I explained we’d spotted the Jag and asked if we could take a look, ok if you’re quick was the reply, we weren’t allowed through the farm, not that I wanted get anywhere near the dogs, so we drove back to the field wadded through a load of stinging nettles and jumped over the fence, the farmer met us there via an easier route!, 

It was clear the car had seen better day, it was sunk in the ground, buried in timber, and if I was scared of spiders, it would have finished me off.
The farmer told me the car was her Grandfathers, he’d owned it from new, and that it had been in its resting place for over 40 years.

Time was short so we swapped contact details and we left wondering if it was worth buying?

Of course it was! 

After several weeks and phone calls we arrived at a price we both agreed on, I went back a couple of days later to collect the car not really knowing how I was going remove it, the first job was to secure the building it was in, we used a tractor to lift the roof and I put in new timbers to help the building live a little longer, after digging down to get a jack under the car I removed the brake calipers so the wheels would turn, and put on another set of wheels.
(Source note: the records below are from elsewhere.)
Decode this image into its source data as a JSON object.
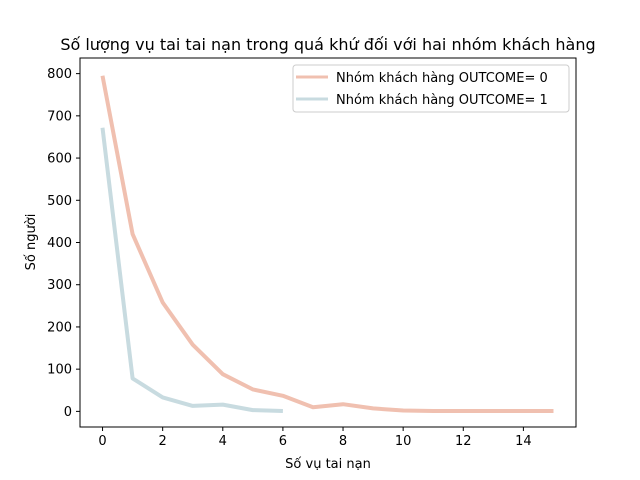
{
  "chart_data": {
    "type": "line",
    "title": "Số lượng vụ tai tai nạn trong quá khứ đối với hai nhóm khách hàng",
    "xlabel": "Số vụ tai nạn",
    "ylabel": "Số người",
    "xlim": [
      -0.75,
      15.75
    ],
    "ylim": [
      -37,
      837
    ],
    "xticks": [
      0,
      2,
      4,
      6,
      8,
      10,
      12,
      14
    ],
    "yticks": [
      0,
      100,
      200,
      300,
      400,
      500,
      600,
      700,
      800
    ],
    "legend_position": "top-right",
    "grid": false,
    "series": [
      {
        "name": "Nhóm khách hàng OUTCOME= 0",
        "color": "#f0c0b0",
        "x": [
          0,
          1,
          2,
          3,
          4,
          5,
          6,
          7,
          8,
          9,
          10,
          11,
          12,
          13,
          14,
          15
        ],
        "values": [
          795,
          420,
          258,
          158,
          88,
          52,
          37,
          10,
          17,
          7,
          2,
          1,
          1,
          1,
          1,
          1
        ]
      },
      {
        "name": "Nhóm khách hàng OUTCOME= 1",
        "color": "#c8dbe0",
        "x": [
          0,
          1,
          2,
          3,
          4,
          5,
          6
        ],
        "values": [
          672,
          78,
          33,
          13,
          16,
          3,
          1
        ]
      }
    ]
  }
}
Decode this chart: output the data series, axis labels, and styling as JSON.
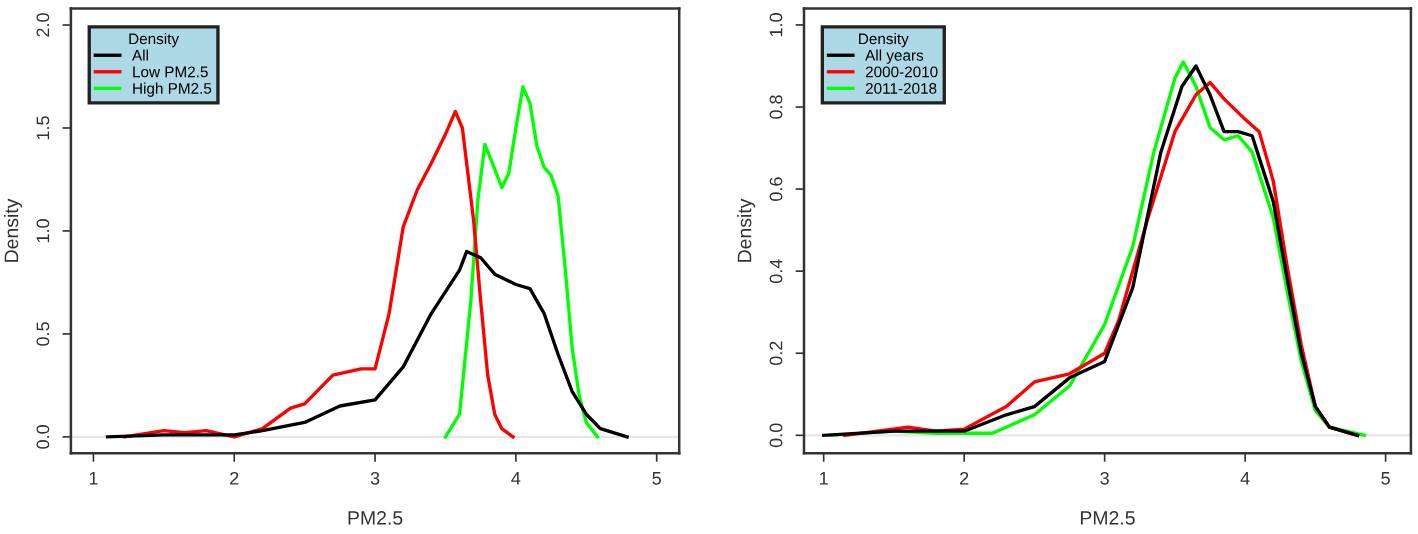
{
  "chart_data": [
    {
      "type": "line",
      "xlabel": "PM2.5",
      "ylabel": "Density",
      "legend": "top left",
      "legend_title": "Density",
      "line_style": "solid",
      "xlim": [
        0.84,
        5.16
      ],
      "ylim": [
        -0.08,
        2.08
      ],
      "xticks": [
        1,
        2,
        3,
        4,
        5
      ],
      "yticks": [
        {
          "value": 0,
          "label": "0.0"
        },
        {
          "value": 0.5,
          "label": "0.5"
        },
        {
          "value": 1,
          "label": "1.0"
        },
        {
          "value": 1.5,
          "label": "1.5"
        },
        {
          "value": 2,
          "label": "2.0"
        }
      ],
      "ref_lines": [
        {
          "axis": "y",
          "value": 0,
          "label": null,
          "color": "#e6e6e6"
        }
      ],
      "series": [
        {
          "name": "All",
          "color": "#000000",
          "x": [
            1.1,
            1.5,
            2.0,
            2.2,
            2.5,
            2.75,
            3.0,
            3.2,
            3.4,
            3.6,
            3.65,
            3.75,
            3.85,
            4.0,
            4.1,
            4.2,
            4.3,
            4.4,
            4.5,
            4.6,
            4.79
          ],
          "values": [
            0,
            0.01,
            0.01,
            0.03,
            0.07,
            0.15,
            0.18,
            0.34,
            0.6,
            0.81,
            0.9,
            0.87,
            0.79,
            0.74,
            0.72,
            0.6,
            0.4,
            0.22,
            0.11,
            0.04,
            0
          ]
        },
        {
          "name": "Low PM2.5",
          "color": "#ff0000",
          "x": [
            1.22,
            1.5,
            1.65,
            1.8,
            2.0,
            2.2,
            2.4,
            2.5,
            2.7,
            2.9,
            3.0,
            3.1,
            3.2,
            3.3,
            3.4,
            3.5,
            3.57,
            3.62,
            3.7,
            3.75,
            3.8,
            3.85,
            3.9,
            3.98
          ],
          "values": [
            0,
            0.03,
            0.02,
            0.03,
            0,
            0.04,
            0.14,
            0.16,
            0.3,
            0.33,
            0.33,
            0.6,
            1.02,
            1.2,
            1.33,
            1.47,
            1.58,
            1.5,
            1.05,
            0.66,
            0.3,
            0.11,
            0.04,
            0
          ]
        },
        {
          "name": "High PM2.5",
          "color": "#00ff00",
          "x": [
            3.5,
            3.6,
            3.68,
            3.73,
            3.78,
            3.85,
            3.9,
            3.95,
            4.0,
            4.05,
            4.1,
            4.15,
            4.2,
            4.25,
            4.3,
            4.35,
            4.4,
            4.45,
            4.5,
            4.58
          ],
          "values": [
            0,
            0.11,
            0.66,
            1.15,
            1.42,
            1.3,
            1.21,
            1.28,
            1.5,
            1.7,
            1.62,
            1.41,
            1.31,
            1.27,
            1.17,
            0.82,
            0.43,
            0.2,
            0.07,
            0
          ]
        }
      ]
    },
    {
      "type": "line",
      "xlabel": "PM2.5",
      "ylabel": "Density",
      "legend": "top left",
      "legend_title": "Density",
      "line_style": "solid",
      "xlim": [
        0.86,
        5.18
      ],
      "ylim": [
        -0.044,
        1.04
      ],
      "xticks": [
        1,
        2,
        3,
        4,
        5
      ],
      "yticks": [
        {
          "value": 0,
          "label": "0.0"
        },
        {
          "value": 0.2,
          "label": "0.2"
        },
        {
          "value": 0.4,
          "label": "0.4"
        },
        {
          "value": 0.6,
          "label": "0.6"
        },
        {
          "value": 0.8,
          "label": "0.8"
        },
        {
          "value": 1,
          "label": "1.0"
        }
      ],
      "ref_lines": [
        {
          "axis": "y",
          "value": 0,
          "label": null,
          "color": "#e6e6e6"
        }
      ],
      "series": [
        {
          "name": "All years",
          "color": "#000000",
          "x": [
            1.0,
            1.5,
            2.0,
            2.3,
            2.5,
            2.75,
            3.0,
            3.2,
            3.4,
            3.55,
            3.65,
            3.75,
            3.85,
            3.95,
            4.05,
            4.2,
            4.3,
            4.4,
            4.5,
            4.6,
            4.8
          ],
          "values": [
            0,
            0.01,
            0.01,
            0.05,
            0.07,
            0.14,
            0.18,
            0.36,
            0.69,
            0.85,
            0.9,
            0.83,
            0.74,
            0.74,
            0.73,
            0.57,
            0.38,
            0.2,
            0.07,
            0.02,
            0
          ]
        },
        {
          "name": "2000-2010",
          "color": "#ff0000",
          "x": [
            1.15,
            1.6,
            1.8,
            2.0,
            2.3,
            2.5,
            2.75,
            2.9,
            3.0,
            3.1,
            3.3,
            3.5,
            3.65,
            3.75,
            3.85,
            4.0,
            4.1,
            4.2,
            4.3,
            4.4,
            4.5,
            4.6,
            4.8
          ],
          "values": [
            0,
            0.02,
            0.01,
            0.015,
            0.07,
            0.13,
            0.15,
            0.18,
            0.2,
            0.28,
            0.52,
            0.74,
            0.83,
            0.86,
            0.82,
            0.77,
            0.74,
            0.62,
            0.41,
            0.22,
            0.07,
            0.02,
            0
          ]
        },
        {
          "name": "2011-2018",
          "color": "#00ff00",
          "x": [
            1.05,
            1.5,
            1.8,
            2.2,
            2.5,
            2.75,
            3.0,
            3.2,
            3.35,
            3.5,
            3.56,
            3.65,
            3.75,
            3.85,
            3.95,
            4.05,
            4.2,
            4.3,
            4.4,
            4.5,
            4.6,
            4.85
          ],
          "values": [
            0,
            0.01,
            0.005,
            0.005,
            0.05,
            0.12,
            0.27,
            0.46,
            0.69,
            0.87,
            0.91,
            0.85,
            0.75,
            0.72,
            0.73,
            0.69,
            0.53,
            0.35,
            0.18,
            0.06,
            0.02,
            0
          ]
        }
      ]
    }
  ]
}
Initially, the intention was to take the fence down however that looked tricky and would be messing up the area, so in the end, we agreed it would be easier ‘and more fun’ to free the car going through several fields with a tractor.

Overall it was a truly lovely day with the sun shining, drinking lots of tea and learning all about the original owner and eventful trips taken in the car.

The car ended up being a great source of parts and helped several other Mk 2 Jaguar stay on the road.